People have often asked us what software we use, and if it's available commercially.
Animusic uses a production pipeline based on proprietary software we call ANIMUSIC|studio. It is a MIDI sequencer and animation system based on a visual programming language (looks like boxes connected with wires). At the core is our motion generation software library (in its 5th generation) which we have come to call MIDImotion.
None of our software is currently available commercially (some of the reasoning is discussed in this newsletter), although it is possible that we will release a software product at some point in the future (many people have encouraged us to do so).
Over the years, we've used a number of different production pipelines, but they all have certain things in common. We use commercial software for modeling, shading and rendering, while the instrument animation is always calculated procedurally using custom created software.
Here's quick summary of how our pipelines have evolved:
The earliest pipeline (which Wayne used for "More Bells and Whistles" in 1990) hinged on Wavefront. All the instrument motion was created by piping together filters written in C (importing MIDI files imported from an external sequencer called Texture 3.0). All synthesizers were real physical keyboards with knobs and wires, and mixing was done on console with faders and knobs…this would eventually change.
When Animusic formed as a company in 1995, Dave joined up and we did our first job for a client (Beyond the Walls, now bonus material on Animusic 1). Dave modeled with Alias Sketch and Form-Z. All animation was created with VPLA (Visual Programming Language for Animation), developed by Wayne at the Cornell Theory Center, and licensed for use as a corporate partner), and rendered with RenderMan. Wayne was sequencing in MOTU Performer. Files were shuttled around using SneakerNet and TireNet.
For Animusic's first DVD, we bought 3ds Max 1.0 (right when it was released) and used it (and subsequent upgrades) for almost everything other than the instrument motion, which was done with MIDImotion (wrapped as a Max plug-in). All the rendered frames were sweetened in Adobe After Effects (single layer, nothing fancy).
The pipeline for the Animusic 2 DVD again used 3ds Max for modeling, materials, lights, and rendering. But at the core was an initial version of ANIMUSIC|studio which embodied MIDImotion. Instrument motion and camera moves were then exported to 3ds Max where models, materials, and lights where created. MIDI sequencing was still done externally using Cubase SX, Nuendo, and FruityLoops, until the last couple of animations when Wayne wrote his own sequencer right into ANIMUSIC|studio. Now things were getting interesting.
Our current pipeline hinges on a total rewrite of ANIMUSIC|studio from the ground up (more about that in this Newsletter). It's based on scene graph technology, has a new sequencer, and even MIDImotion was re-written to be much more real-time.
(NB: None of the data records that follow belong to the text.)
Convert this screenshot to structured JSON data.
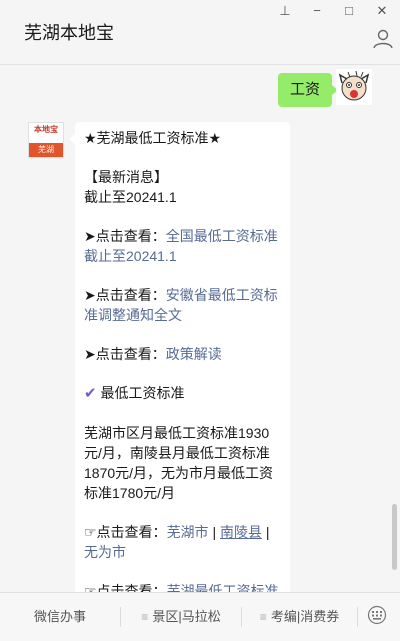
{
  "window": {
    "title": "芜湖本地宝",
    "controls": {
      "pin": "⊥",
      "minimize": "−",
      "maximize": "□",
      "close": "✕"
    }
  },
  "chat": {
    "outgoing": {
      "text": "工资"
    },
    "bot_avatar": {
      "brand": "本地宝",
      "tag": "芜湖"
    },
    "incoming": {
      "heading": "★芜湖最低工资标准★",
      "news_label": "【最新消息】",
      "news_text": "截止至20241.1",
      "item1_prefix": "➤点击查看：",
      "item1_link": "全国最低工资标准截止至20241.1",
      "item2_prefix": "➤点击查看：",
      "item2_link": "安徽省最低工资标准调整通知全文",
      "item3_prefix": "➤点击查看：",
      "item3_link": "政策解读",
      "check_mark": "✔",
      "section_title": "最低工资标准",
      "body": "芜湖市区月最低工资标准1930元/月，南陵县月最低工资标准1870元/月，无为市月最低工资标准1780元/月",
      "view_prefix": "☞点击查看：",
      "city1": "芜湖市",
      "sep": " | ",
      "city2": "南陵县",
      "city3": "无为市",
      "view2_prefix": "☞点击查看：",
      "view2_link": "芜湖最低工资标准包括五险一金吗?"
    }
  },
  "menu": {
    "items": [
      {
        "label": "微信办事",
        "glyph": ""
      },
      {
        "label": "景区|马拉松",
        "glyph": "≡"
      },
      {
        "label": "考编|消费券",
        "glyph": "≡"
      }
    ]
  },
  "colors": {
    "link": "#576b95",
    "outgoing_bubble": "#95ec69",
    "check": "#6a5fd0"
  }
}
And as much as we liked so many things about 3ds Max, it was time to make all things new. So we've moved to SoftImage XSI (and maybe a little Z-Brush) for modeling, and back to RenderMan for rendering. ANIMUSICstudio does all the sequencing internally, so no more exporting and importing MIDI files. Instead MIDI is sent over Gigabit Ethernet to a second workstation dedicated to hosting VST Software Synthesizers.
More about MIDImotion
Without MIDImotion, animating instruments using traditional "keyframing" techniques would be prohibitively time-consuming and inaccurate. By combining motion generated by approximately 12 algorithms (each with 10 to 50 parameters), the instrument animation is automatically generated with sub-frame accuracy. If the music is changed, the animation is regenerated effortlessly.
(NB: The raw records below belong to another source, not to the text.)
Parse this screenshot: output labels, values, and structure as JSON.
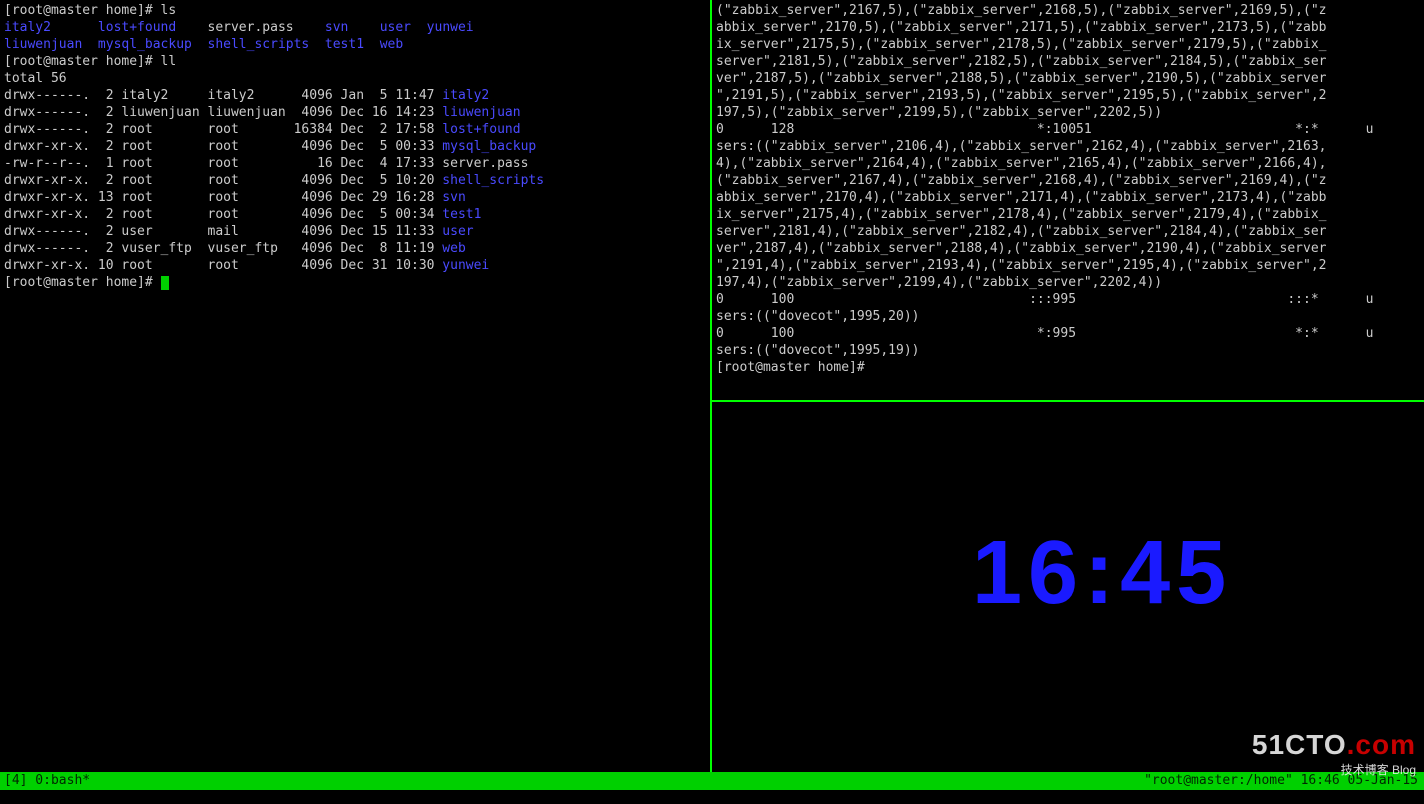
{
  "left": {
    "prompt1": "[root@master home]# ls",
    "ls_row1": [
      {
        "t": "italy2      ",
        "c": "blue"
      },
      {
        "t": "lost+found    ",
        "c": "blue"
      },
      {
        "t": "server.pass    ",
        "c": "white"
      },
      {
        "t": "svn    ",
        "c": "blue"
      },
      {
        "t": "user  ",
        "c": "blue"
      },
      {
        "t": "yunwei",
        "c": "blue"
      }
    ],
    "ls_row2": [
      {
        "t": "liuwenjuan  ",
        "c": "blue"
      },
      {
        "t": "mysql_backup  ",
        "c": "blue"
      },
      {
        "t": "shell_scripts  ",
        "c": "blue"
      },
      {
        "t": "test1  ",
        "c": "blue"
      },
      {
        "t": "web",
        "c": "blue"
      }
    ],
    "prompt2": "[root@master home]# ll",
    "total": "total 56",
    "rows": [
      {
        "p": "drwx------.  2 italy2     italy2      4096 Jan  5 11:47 ",
        "n": "italy2",
        "c": "blue"
      },
      {
        "p": "drwx------.  2 liuwenjuan liuwenjuan  4096 Dec 16 14:23 ",
        "n": "liuwenjuan",
        "c": "blue"
      },
      {
        "p": "drwx------.  2 root       root       16384 Dec  2 17:58 ",
        "n": "lost+found",
        "c": "blue"
      },
      {
        "p": "drwxr-xr-x.  2 root       root        4096 Dec  5 00:33 ",
        "n": "mysql_backup",
        "c": "blue"
      },
      {
        "p": "-rw-r--r--.  1 root       root          16 Dec  4 17:33 ",
        "n": "server.pass",
        "c": "white"
      },
      {
        "p": "drwxr-xr-x.  2 root       root        4096 Dec  5 10:20 ",
        "n": "shell_scripts",
        "c": "blue"
      },
      {
        "p": "drwxr-xr-x. 13 root       root        4096 Dec 29 16:28 ",
        "n": "svn",
        "c": "blue"
      },
      {
        "p": "drwxr-xr-x.  2 root       root        4096 Dec  5 00:34 ",
        "n": "test1",
        "c": "blue"
      },
      {
        "p": "drwx------.  2 user       mail        4096 Dec 15 11:33 ",
        "n": "user",
        "c": "blue"
      },
      {
        "p": "drwx------.  2 vuser_ftp  vuser_ftp   4096 Dec  8 11:19 ",
        "n": "web",
        "c": "blue"
      },
      {
        "p": "drwxr-xr-x. 10 root       root        4096 Dec 31 10:30 ",
        "n": "yunwei",
        "c": "blue"
      }
    ],
    "prompt3": "[root@master home]# "
  },
  "right_top": {
    "lines": [
      "(\"zabbix_server\",2167,5),(\"zabbix_server\",2168,5),(\"zabbix_server\",2169,5),(\"z",
      "abbix_server\",2170,5),(\"zabbix_server\",2171,5),(\"zabbix_server\",2173,5),(\"zabb",
      "ix_server\",2175,5),(\"zabbix_server\",2178,5),(\"zabbix_server\",2179,5),(\"zabbix_",
      "server\",2181,5),(\"zabbix_server\",2182,5),(\"zabbix_server\",2184,5),(\"zabbix_ser",
      "ver\",2187,5),(\"zabbix_server\",2188,5),(\"zabbix_server\",2190,5),(\"zabbix_server",
      "\",2191,5),(\"zabbix_server\",2193,5),(\"zabbix_server\",2195,5),(\"zabbix_server\",2",
      "197,5),(\"zabbix_server\",2199,5),(\"zabbix_server\",2202,5))",
      "0      128                               *:10051                          *:*      u",
      "sers:((\"zabbix_server\",2106,4),(\"zabbix_server\",2162,4),(\"zabbix_server\",2163,",
      "4),(\"zabbix_server\",2164,4),(\"zabbix_server\",2165,4),(\"zabbix_server\",2166,4),",
      "(\"zabbix_server\",2167,4),(\"zabbix_server\",2168,4),(\"zabbix_server\",2169,4),(\"z",
      "abbix_server\",2170,4),(\"zabbix_server\",2171,4),(\"zabbix_server\",2173,4),(\"zabb",
      "ix_server\",2175,4),(\"zabbix_server\",2178,4),(\"zabbix_server\",2179,4),(\"zabbix_",
      "server\",2181,4),(\"zabbix_server\",2182,4),(\"zabbix_server\",2184,4),(\"zabbix_ser",
      "ver\",2187,4),(\"zabbix_server\",2188,4),(\"zabbix_server\",2190,4),(\"zabbix_server",
      "\",2191,4),(\"zabbix_server\",2193,4),(\"zabbix_server\",2195,4),(\"zabbix_server\",2",
      "197,4),(\"zabbix_server\",2199,4),(\"zabbix_server\",2202,4))",
      "0      100                              :::995                           :::*      u",
      "sers:((\"dovecot\",1995,20))",
      "0      100                               *:995                            *:*      u",
      "sers:((\"dovecot\",1995,19))",
      "[root@master home]#"
    ]
  },
  "clock": "16:45",
  "status": {
    "left": "[4] 0:bash*",
    "right": "\"root@master:/home\" 16:46 05-Jan-15"
  },
  "watermark": {
    "brand": "51CTO",
    "suffix": ".com",
    "tag": "技术博客  Blog",
    "url": ""
  }
}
Our technique differs significantly from reactive sound visualization technology, as made popular by music player plug-ins. Rather than reacting to sound with undulating shapes, our animation is correlated to the music at a note-for-note granularity, based on a non-real-time analysis pre-process. Animusic instruments generally appear to generate the music heard, rather than respond to it.
At any given instant, not only do we take into account the notes currently being played, but also notes recently played and those coming up soon. These factors are combined to derive "intelligent," natural-moving, self-playing instruments. And although the original instruments created for our DVDs are often somewhat reminiscent of real instruments, the motion algorithms can be applied to arbitrary graphics models, including non-instrumental objects and abstract shapes.